目的地まではわからない。だが、誘導が効かないと分かれば、自分の意思で行き先を変えたくなるよう仕向けるしかなかった。
「くそっ! やるっきゃねえ!」
と、威勢よく意気込んでみるも、竜馬には武器がない。
まだ扱えない魔法は勿論のこと、周囲に自生する樹木程度では、傷すら付けられないのは実証済み。残念ながら、この逆境をひっくり返すような策も都合よく思い付くことはなかった。
せめてもの救いはファーニバルの扱いに馴染んできたことだが、対する相手は呆れるほどデカい。頭から尻尾の根元までで東京タワーを寝かせたほどもある。しかもずんぐりむっくりとした体型から重量は推して知るべきで、誤って踏まれでもしたら目も当てられない。

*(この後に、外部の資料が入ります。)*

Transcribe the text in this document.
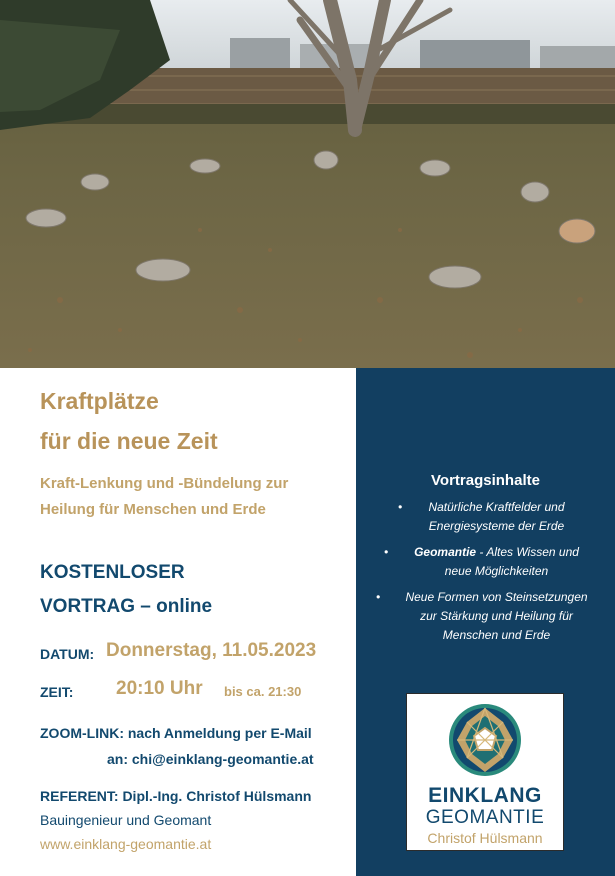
Kraftplätze
für die neue Zeit
Kraft-Lenkung und -Bündelung zur
Heilung für Menschen und Erde
KOSTENLOSER
VORTRAG – online
DATUM: Donnerstag, 11.05.2023
ZEIT: 20:10 Uhr bis ca. 21:30
ZOOM-LINK: nach Anmeldung per E-Mail
an: chi@einklang-geomantie.at
REFERENT: Dipl.-Ing. Christof Hülsmann
Bauingenieur und Geomant
www.einklang-geomantie.at
Vortragsinhalte
• Natürliche Kraftfelder und
Energiesysteme der Erde
• Geomantie - Altes Wissen und
neue Möglichkeiten
• Neue Formen von Steinsetzungen
zur Stärkung und Heilung für
Menschen und Erde
EINKLANG
GEOMANTIE
Christof Hülsmann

と、冷静に分析すれば、無闇に接近するのは危険が伴う。
しかし、この時の竜馬は焦りから冷静さを欠き、踏み付ける者の正面から躍りかかっていた。
「うおおおおっ!」
雄叫びを上げながら地を蹴り、一気に間合いを詰める。
そして握った拳を鼻っ面目掛け振り抜くと、巨躯が大きく揺らぐ。
怒り心頭、巨大な災獣の咆哮が大気を震わす。そのまま大口を開けて反撃に移るが、竜馬はその顎の下に素早く潜り込ませると、伸び上がるように右拳を突き上げた。
顎下からの強烈な一撃に、踏み付ける者は弾かれるように天を仰ぐ。
刹那、意識が飛んだのだろう。巨躯を支える四肢の力が抜け、「ズシン」と地に伏せるのだった。
無我夢中だが、成果はこの上ないもの。ファーニバルは竜馬の意思に忠実、いや、それ以上の結果を齎せてくれる。
いける、と竜馬はファーニバルから伝わる確かな手応えに、確信を得た。